Ketua-ketua adat dari empat desa yang masuk dalam kawasan tersebut duduk bersila dipimpin seorang ketua adat yang membawahi ketua-ketua adat dari empat desa tersebut. Mereka mendiskusikan apa yang boleh dan apa yang tidak boleh dilakukan setiap individu dalam kaitan interaksi sosial dan lingkungannya. Tak hanya itu, sanksi-sanksinya juga ikut ditetapkan.

Mereka saling berbagi dan kerap kali harus berdebat untuk mencapai sebuah kesepakatan adat yang nantinya akan menjadi pedoman hubungan sesama manusia dan kepada lingkungan. Salah satu contohnya adalah siapa-siapa yang ditemukan menebang pohon akan dikenakan sanksi berupa satu ekor kerbau. Kesepakatan lainnya, siapa-siapa yang ditemukan menangkap ikan di Danau Lindu ketika sedang dalam masa umbo (moratorium penangkapan) juga akan didenda satu ekor kerbau.

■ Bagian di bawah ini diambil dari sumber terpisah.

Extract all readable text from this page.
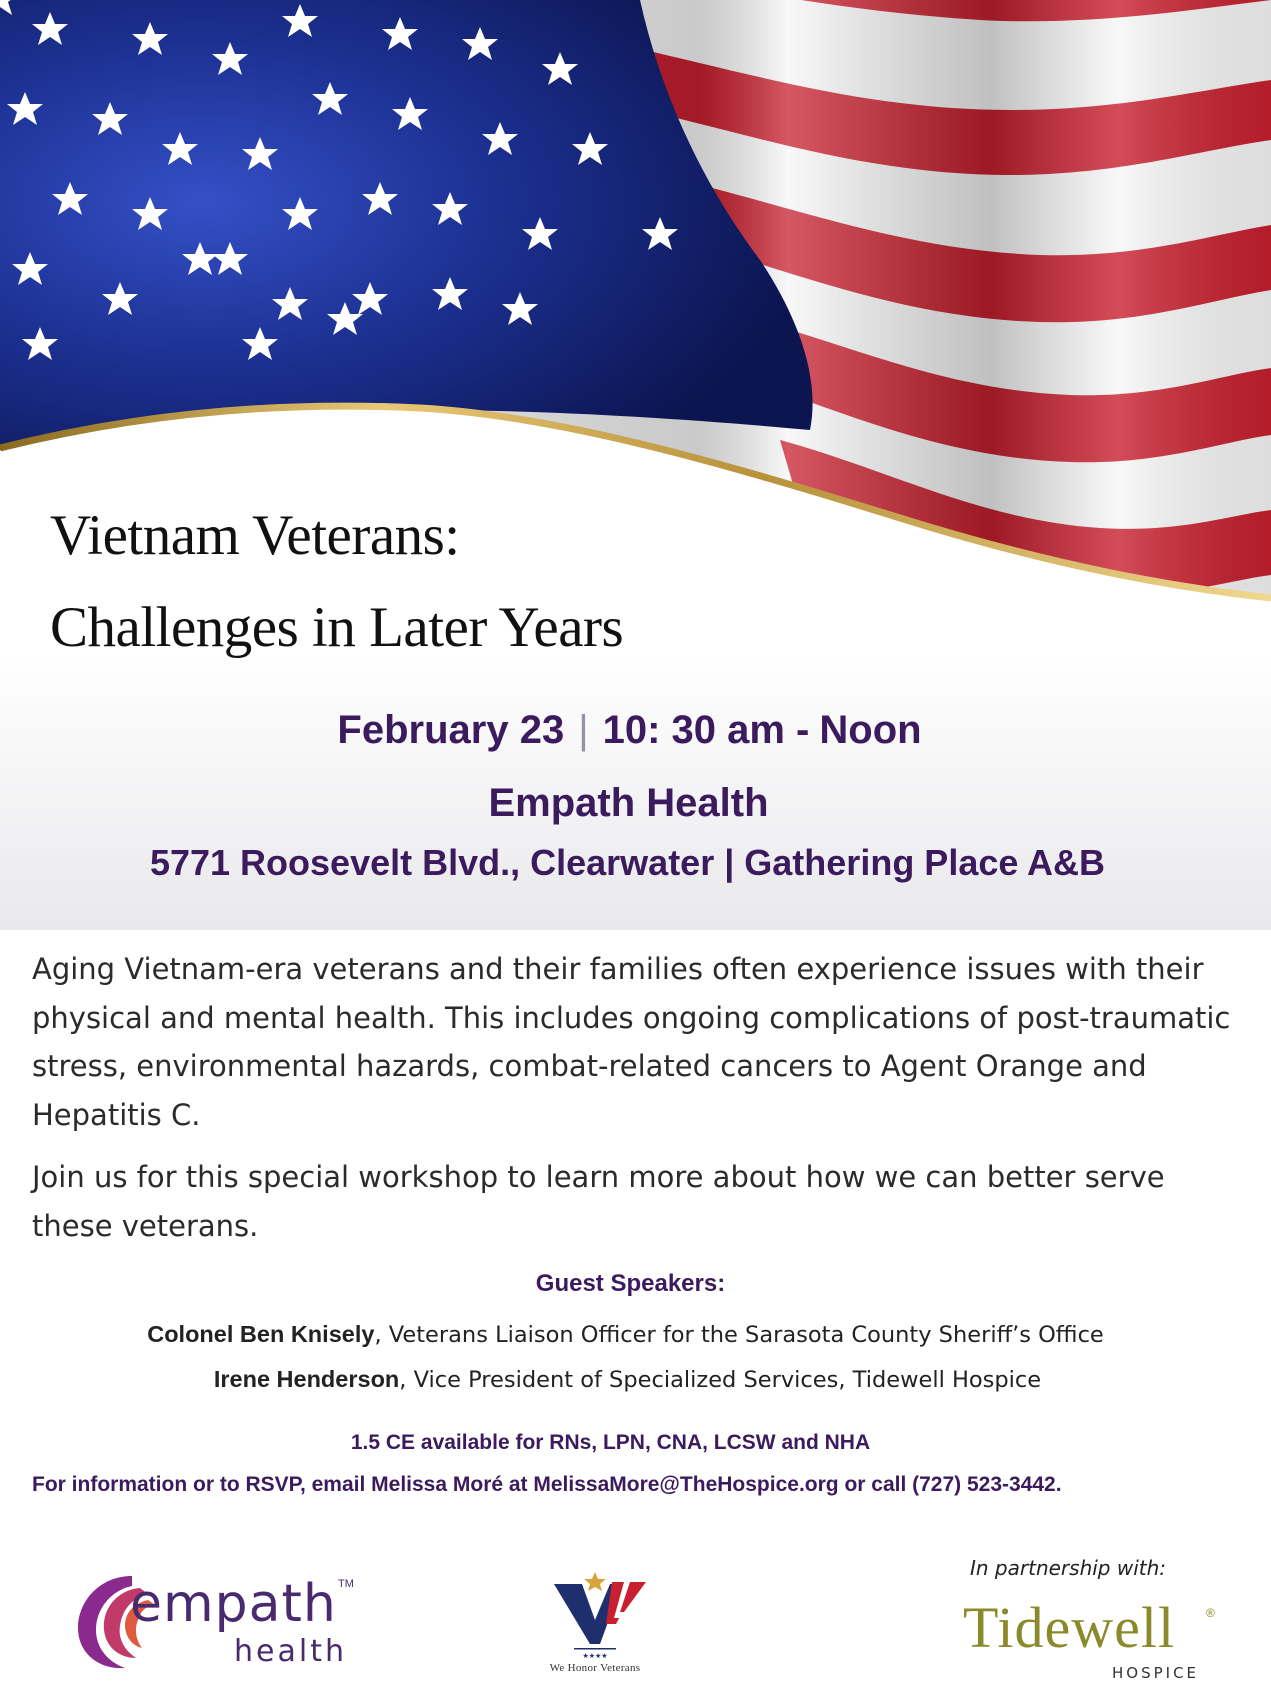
Vietnam Veterans:
Challenges in Later Years
February 23 | 10: 30 am - Noon
Empath Health
5771 Roosevelt Blvd., Clearwater | Gathering Place A&B

Aging Vietnam-era veterans and their families often experience issues with their physical and mental health. This includes ongoing complications of post-traumatic stress, environmental hazards, combat-related cancers to Agent Orange and Hepatitis C.

Join us for this special workshop to learn more about how we can better serve these veterans.

Guest Speakers:
Colonel Ben Knisely, Veterans Liaison Officer for the Sarasota County Sheriff’s Office
Irene Henderson, Vice President of Specialized Services, Tidewell Hospice
1.5 CE available for RNs, LPN, CNA, LCSW and NHA
For information or to RSVP, email Melissa Moré at MelissaMore@TheHospice.org or call (727) 523-3442.
empath TM
health	★★★★
We Honor Veterans
In partnership with:
Tidewell	®
HOSPICE
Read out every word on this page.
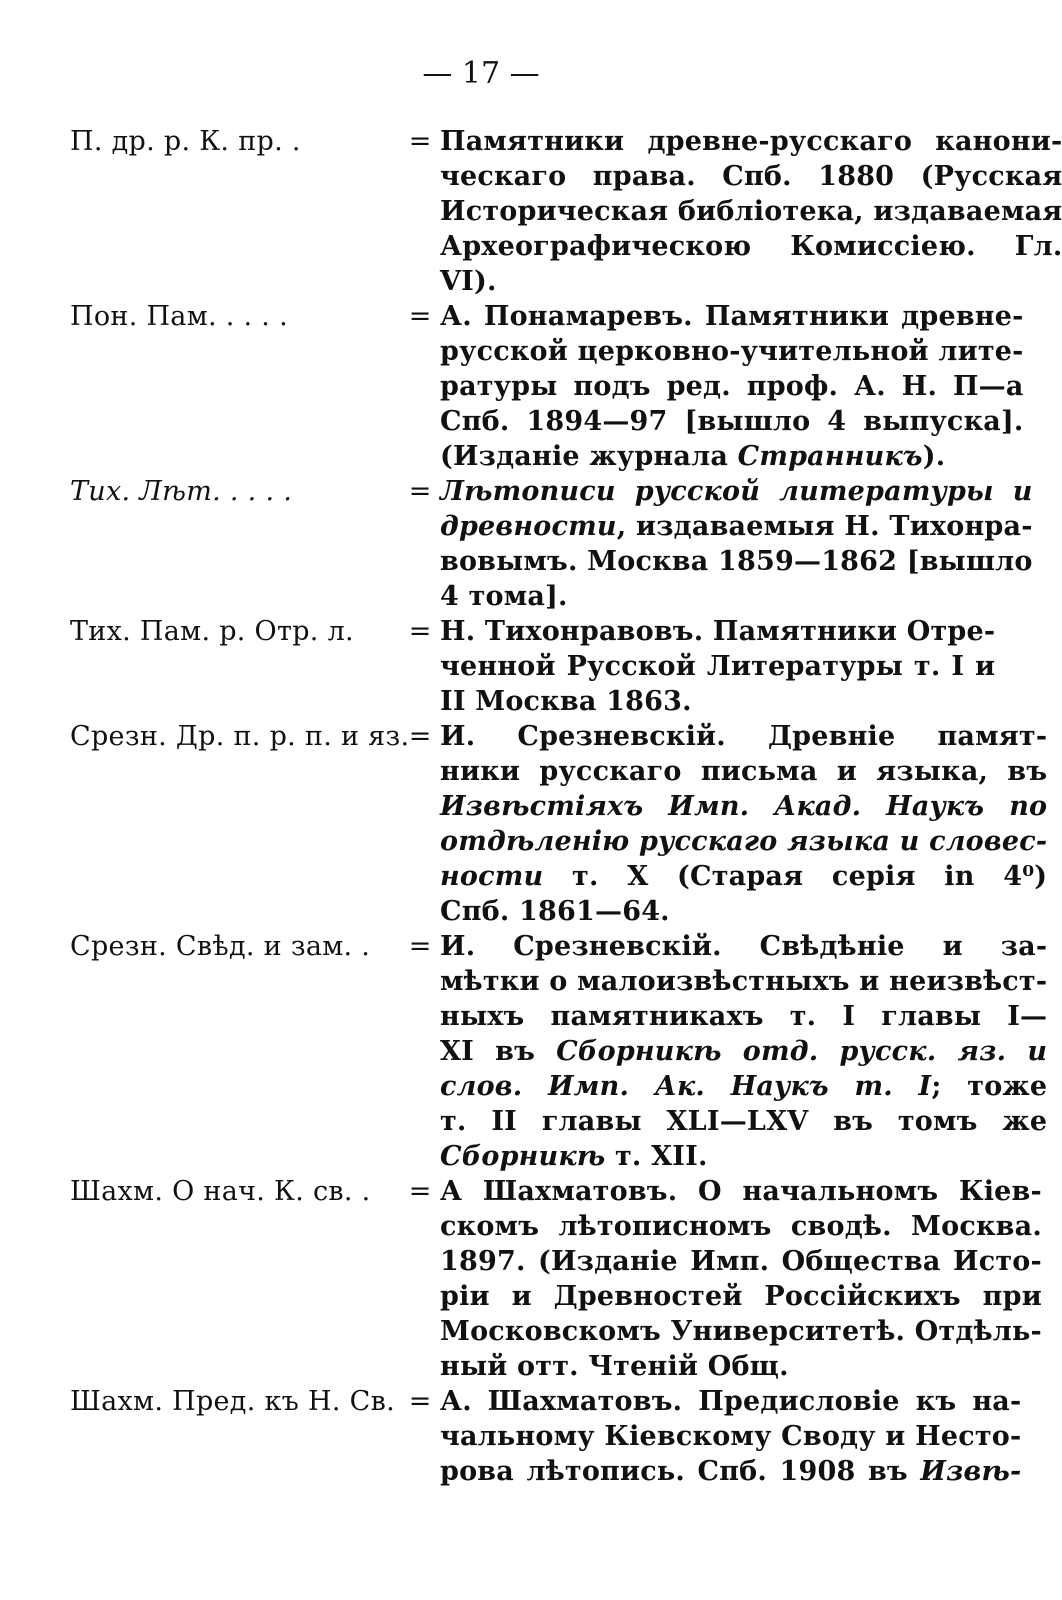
— 17 —
П. др. р. К. пр. .	= Памятники древне-русскаго канони-
ческаго права. Спб. 1880 (Русская
Историческая библіотека, издаваемая
Археографическою Комиссіею. Гл.
VI).
Пон. Пам. . . . .	= А. Понамаревъ. Памятники древне-
русской церковно-учительной лите-
ратуры подъ ред. проф. А. Н. П—а
Спб. 1894—97 [вышло 4 выпуска].
(Изданіе журнала Странникъ).
Тих. Лѣт. . . . .	= Лѣтописи русской литературы и
древности, издаваемыя Н. Тихонра-
вовымъ. Москва 1859—1862 [вышло
4 тома].
Тих. Пам. р. Отр. л.	= Н. Тихонравовъ. Памятники Отре-
ченной Русской Литературы т. I и
II Москва 1863.
Срезн. Др. п. р. п. и яз. = И. Срезневскій. Древніе памят-
ники русскаго письма и языка, въ
Извѣстіяхъ Имп. Акад. Наукъ по
отдѣленію русскаго языка и словес-
ности т. X (Старая серія in 4⁰)
Спб. 1861—64.
Срезн. Свѣд. и зам. .	= И. Срезневскій. Свѣдѣніе и за-
мѣтки о малоизвѣстныхъ и неизвѣст-
ныхъ памятникахъ т. I главы I—
XI въ Сборникѣ отд. русск. яз. и
слов. Имп. Ак. Наукъ т. I; тоже
т. II главы XLI—LXV въ томъ же
Сборникѣ т. XII.
Шахм. О нач. К. св. .	= А Шахматовъ. О начальномъ Кіев-
скомъ лѣтописномъ сводѣ. Москва.
1897. (Изданіе Имп. Общества Исто-
ріи и Древностей Россійскихъ при
Московскомъ Университетѣ. Отдѣль-
ный отт. Чтеній Общ.
Шахм. Пред. къ Н. Св. = А. Шахматовъ. Предисловіе къ на-
чальному Кіевскому Своду и Несто-
рова лѣтопись. Спб. 1908 въ Извѣ-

Tak sekadar membuat kesepakatan, kesepahaman itu disakralkan dengan menyembelih seekor kerbau hitam yang darahnya akan digunakan sebagai tinta untuk cap jempol lima jari pada kain putih. Semua pemuka adat harus melakukan cap jempol sebagai tanda persetujuan penegakan hkum adat. Siapa pun yang melanggar akan disanksi sesuai kesepakatan itu.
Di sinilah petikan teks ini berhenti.